L’ora dei fantasmi

Mi sveglio sudato, con lo stomaco indolenzito, in preda a un diffuso malessere. È buio. Jonne è sdraiata al mio fianco, girata di spalle. Non capisco se dorme o è sveglia. A scanso di equivoci, mi alzo con cautela. Il gatto, che come al solito è allungato tra noi, non fa una piega.

In cucina l’orologio digitale sul microonde indica le quattro e qualcosa in rigorosi numeri verdi. Prendo l’acqua dal frigo e bevo un primo bicchiere tutto d’un fiato, poi me ne verso un secondo e sorseggio, appoggiato al lavello, dicendomi per l’ennesima volta che devo smettere di pasticciare con gli aperitivi e di saltare la cena. Ho la pancia gonfia e dura come un tamburo. Lascio il bicchiere nel lavello e torno a letto. So che ora mi aspettano ore di difficoltoso dormiveglia, di movimenti circospetti e di attesa, col cervello che rumina recriminazioni e catastrofi. Le scelte importanti della vita che ho sbagliato, le opportunità che ho perduto, la piega leggermente estranea che ha preso la mia vita. Nessuno dovrebbe stare sveglio suo malgrado nelle ore che precedono l’alba. È l’ora dei fantasmi.

Cerco un appiglio per risalire o almeno per fermare la discesa agli inferi.

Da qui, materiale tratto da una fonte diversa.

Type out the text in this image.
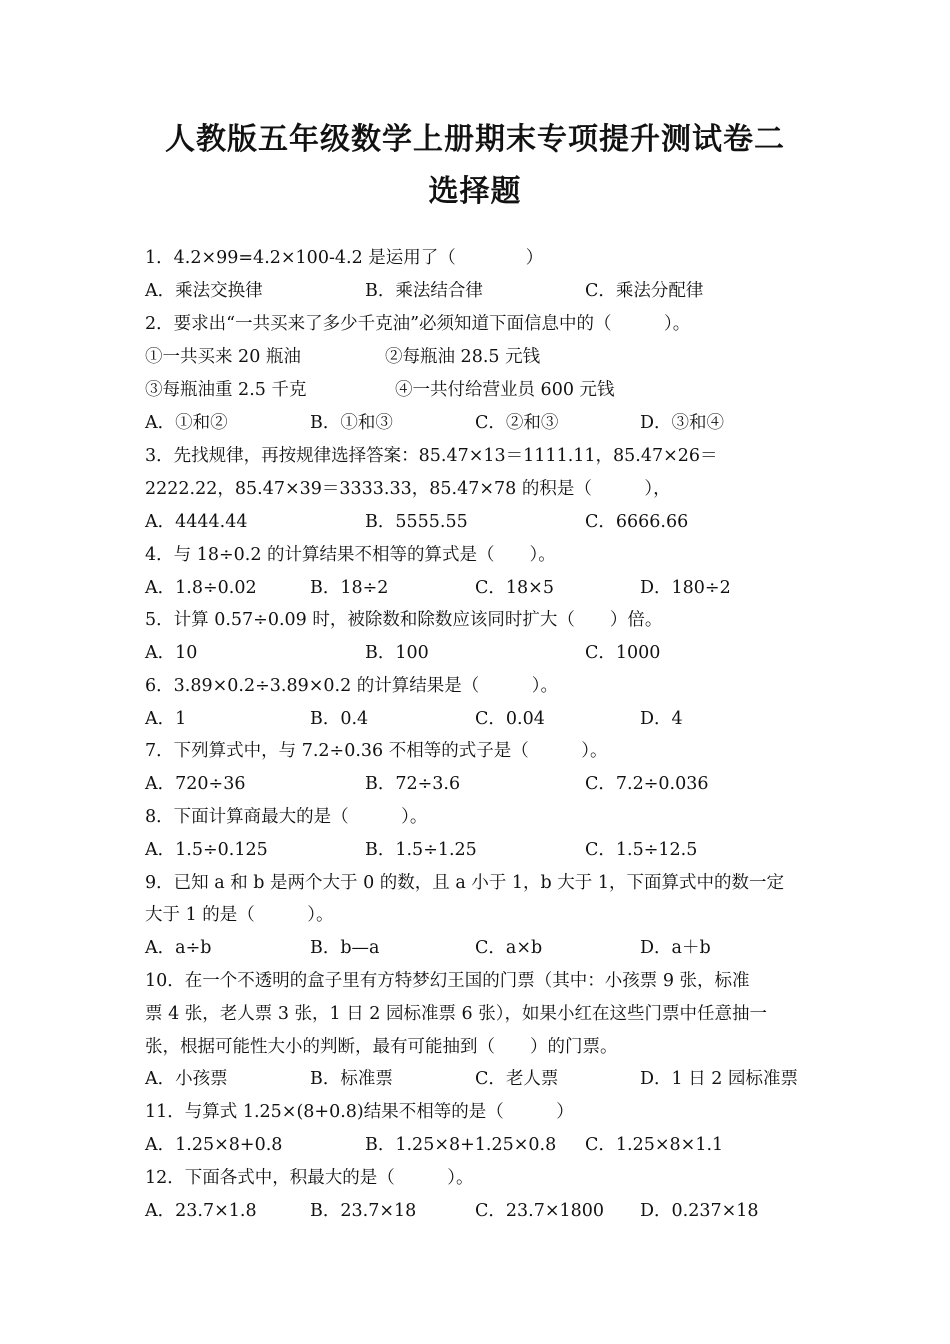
人教版五年级数学上册期末专项提升测试卷二
选择题
1．4.2×99=4.2×100-4.2 是运用了（　　　　）
A．乘法交换律	B．乘法结合律	C．乘法分配律
2．要求出“一共买来了多少千克油”必须知道下面信息中的（　　　）。
①一共买来 20 瓶油	②每瓶油 28.5 元钱
③每瓶油重 2.5 千克	④一共付给营业员 600 元钱
A．①和②	B．①和③	C．②和③	D．③和④
3．先找规律，再按规律选择答案：85.47×13＝1111.11，85.47×26＝
2222.22，85.47×39＝3333.33，85.47×78 的积是（　　　），
A．4444.44	B．5555.55	C．6666.66
4．与 18÷0.2 的计算结果不相等的算式是（　　）。
A．1.8÷0.02	B．18÷2	C．18×5	D．180÷2
5．计算 0.57÷0.09 时，被除数和除数应该同时扩大（　　）倍。
A．10	B．100	C．1000
6．3.89×0.2÷3.89×0.2 的计算结果是（　　　）。
A．1	B．0.4	C．0.04	D．4
7．下列算式中，与 7.2÷0.36 不相等的式子是（　　　）。
A．720÷36	B．72÷3.6	C．7.2÷0.036
8．下面计算商最大的是（　　　）。
A．1.5÷0.125	B．1.5÷1.25	C．1.5÷12.5
9．已知 a 和 b 是两个大于 0 的数，且 a 小于 1，b 大于 1，下面算式中的数一定
大于 1 的是（　　　）。
A．a÷b	B．b—a	C．a×b	D．a＋b
10．在一个不透明的盒子里有方特梦幻王国的门票（其中：小孩票 9 张，标准
票 4 张，老人票 3 张，1 日 2 园标准票 6 张），如果小红在这些门票中任意抽一
张，根据可能性大小的判断，最有可能抽到（　　）的门票。
A．小孩票	B．标准票	C．老人票	D．1 日 2 园标准票
11．与算式 1.25×(8+0.8)结果不相等的是（　　　）
A．1.25×8+0.8	B．1.25×8+1.25×0.8 C．1.25×8×1.1
12．下面各式中，积最大的是（　　　）。
A．23.7×1.8	B．23.7×18	C．23.7×1800 D．0.237×18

Sono pensieri inutili, mi dico. L’uomo è l’unico essere capace di farsi male in questo modo. Mi viene in mente la battuta di un film che ho visto qualche tempo fa. Un prete parla con un bandito. Il prete è in punto di morte, il bandito ha perso la memoria ma, guarda caso, è in cerca di redenzione. “Non importa chi sei stato”, dice il prete, “importa chi sei adesso”. È incoraggiante, sì, ma a quest’ora il mio cervello non si lascia ingannare.

“Poco male, Gian”, mi dice. “Tanto tu sei lo stesso di prima.”

Ecco, appunto.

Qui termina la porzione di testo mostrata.